What would the missing application need to do?
- Media ingest, transcoding and metalogging – similarly to Prelude but also importing from already partially created Premiere project if some editing was done in the field already
- Sending media to SpeedGrade or via FCP XML to any other grading app
- Receiving graded media either with .look files or as color corrected new versions (ie. track versions of a clip regardless of its filename and/or extension)
- Sending media to Premiere projects, supporting templates and bin organization
- Conforming Premiere projects with graded media and relinking without opening Premiere
- Preparing and managing assets for VFX work in AE or Photoshop on a shot by shot basis with templates and bin organization
- Tracking versions of VFX assets, including rendering and review
- Reviewing and exporting Premiere sequences without opening Premiere
- Conforming Premiere projects for FCP XML or AAF export and import and keeping track of conformed/rendered files
- Re-conforming XML or AAF import for Premiere
- Outputting any project from any of the suite apps
- Archiving and backup options for projects
- Managing meta-assets like templates, grades, presets, user preferences and other
- Possibly a few other important things that I forgot to include
All of this – of course – with the possibility of working with many users, many separate workstations, and in both stand-alone and integrated version.

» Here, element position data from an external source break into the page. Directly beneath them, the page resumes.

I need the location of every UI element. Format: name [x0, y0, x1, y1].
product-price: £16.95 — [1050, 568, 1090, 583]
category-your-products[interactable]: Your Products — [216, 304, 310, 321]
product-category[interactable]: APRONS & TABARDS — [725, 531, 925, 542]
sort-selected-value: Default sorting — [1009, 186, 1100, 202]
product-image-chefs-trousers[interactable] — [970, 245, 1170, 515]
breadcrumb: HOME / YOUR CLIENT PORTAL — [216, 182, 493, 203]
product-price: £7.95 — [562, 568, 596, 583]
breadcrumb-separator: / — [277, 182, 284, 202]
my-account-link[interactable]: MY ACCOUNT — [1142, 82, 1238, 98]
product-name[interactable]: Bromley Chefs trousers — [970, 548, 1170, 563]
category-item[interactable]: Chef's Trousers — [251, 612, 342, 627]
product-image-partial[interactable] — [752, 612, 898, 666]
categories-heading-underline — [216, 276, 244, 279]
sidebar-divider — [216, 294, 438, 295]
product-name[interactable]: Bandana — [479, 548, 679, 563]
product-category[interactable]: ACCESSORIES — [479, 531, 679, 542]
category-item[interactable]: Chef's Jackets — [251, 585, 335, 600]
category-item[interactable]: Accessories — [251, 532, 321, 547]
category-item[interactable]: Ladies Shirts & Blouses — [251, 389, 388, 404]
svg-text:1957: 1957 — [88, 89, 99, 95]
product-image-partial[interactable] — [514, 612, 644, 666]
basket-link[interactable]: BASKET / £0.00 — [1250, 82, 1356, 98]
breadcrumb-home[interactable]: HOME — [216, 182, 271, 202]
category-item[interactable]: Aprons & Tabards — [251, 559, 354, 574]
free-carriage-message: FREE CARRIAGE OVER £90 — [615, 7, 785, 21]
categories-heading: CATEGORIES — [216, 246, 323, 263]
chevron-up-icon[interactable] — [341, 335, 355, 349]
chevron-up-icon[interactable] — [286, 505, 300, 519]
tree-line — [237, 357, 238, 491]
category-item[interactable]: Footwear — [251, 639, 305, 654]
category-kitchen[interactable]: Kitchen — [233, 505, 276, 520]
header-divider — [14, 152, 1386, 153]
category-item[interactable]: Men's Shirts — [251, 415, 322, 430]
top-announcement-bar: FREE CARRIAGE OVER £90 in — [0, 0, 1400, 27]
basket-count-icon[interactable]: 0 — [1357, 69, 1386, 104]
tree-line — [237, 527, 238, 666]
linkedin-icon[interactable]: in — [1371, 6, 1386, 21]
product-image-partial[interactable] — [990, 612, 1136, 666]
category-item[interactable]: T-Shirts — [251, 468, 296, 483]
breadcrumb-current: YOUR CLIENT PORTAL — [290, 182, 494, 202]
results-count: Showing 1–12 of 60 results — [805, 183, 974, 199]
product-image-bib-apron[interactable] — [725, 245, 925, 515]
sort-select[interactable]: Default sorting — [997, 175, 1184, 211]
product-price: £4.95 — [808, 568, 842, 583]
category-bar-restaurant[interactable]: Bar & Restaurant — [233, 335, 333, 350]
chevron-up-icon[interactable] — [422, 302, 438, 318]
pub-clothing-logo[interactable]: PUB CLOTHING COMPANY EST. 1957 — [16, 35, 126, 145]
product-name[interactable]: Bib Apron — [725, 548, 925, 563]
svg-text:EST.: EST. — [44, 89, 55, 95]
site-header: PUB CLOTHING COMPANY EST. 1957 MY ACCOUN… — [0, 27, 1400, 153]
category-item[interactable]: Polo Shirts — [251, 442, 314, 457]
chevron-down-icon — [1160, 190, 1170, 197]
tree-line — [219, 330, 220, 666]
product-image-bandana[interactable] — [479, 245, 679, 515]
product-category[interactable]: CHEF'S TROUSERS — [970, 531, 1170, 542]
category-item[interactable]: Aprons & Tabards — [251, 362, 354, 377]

In the end, I’d love to have the functionality or integration with Shotgun or any other “big iron” project management system. Right now it is partly being done with the use of Panel API that Adobe has added in CS6 to Premiere, but it’s just a single application patch, which works only in certain kinds of workflow. Granted, it’s a step ahead – and I hope that fully-featured scripting is the next big step in proper direction – but it’s still not enough.
Am I asking for too much? A lot of the necessary bricks seem already in place. I hope that you can see how such an application would contribute towards even greater usability of the Production Premium suite, especially in the more collaborative environment. Even though it seems like another patch on top of the patchwork, it would be more like a gate to the outside world, and a useful internal interchange manager, rather than half-hearted attempts to fix problems on the level of a single application that leave some of us wanting.
Is it feasible to give more structure to the patchwork of Adobe Production Premium? Can Adobe Engineers do it by theselves, or should they acquire a technology that is already somewhat mature like CatDV? Who knows. However, perhaps passing these ideas to Wes Plate or other brilliant guys on Adobe team would make them excited enough about such development project, that they would be interested in following it, and that the management would consider such a project worthwhile. Think big, Adobe! Audaces fortuna iuvat!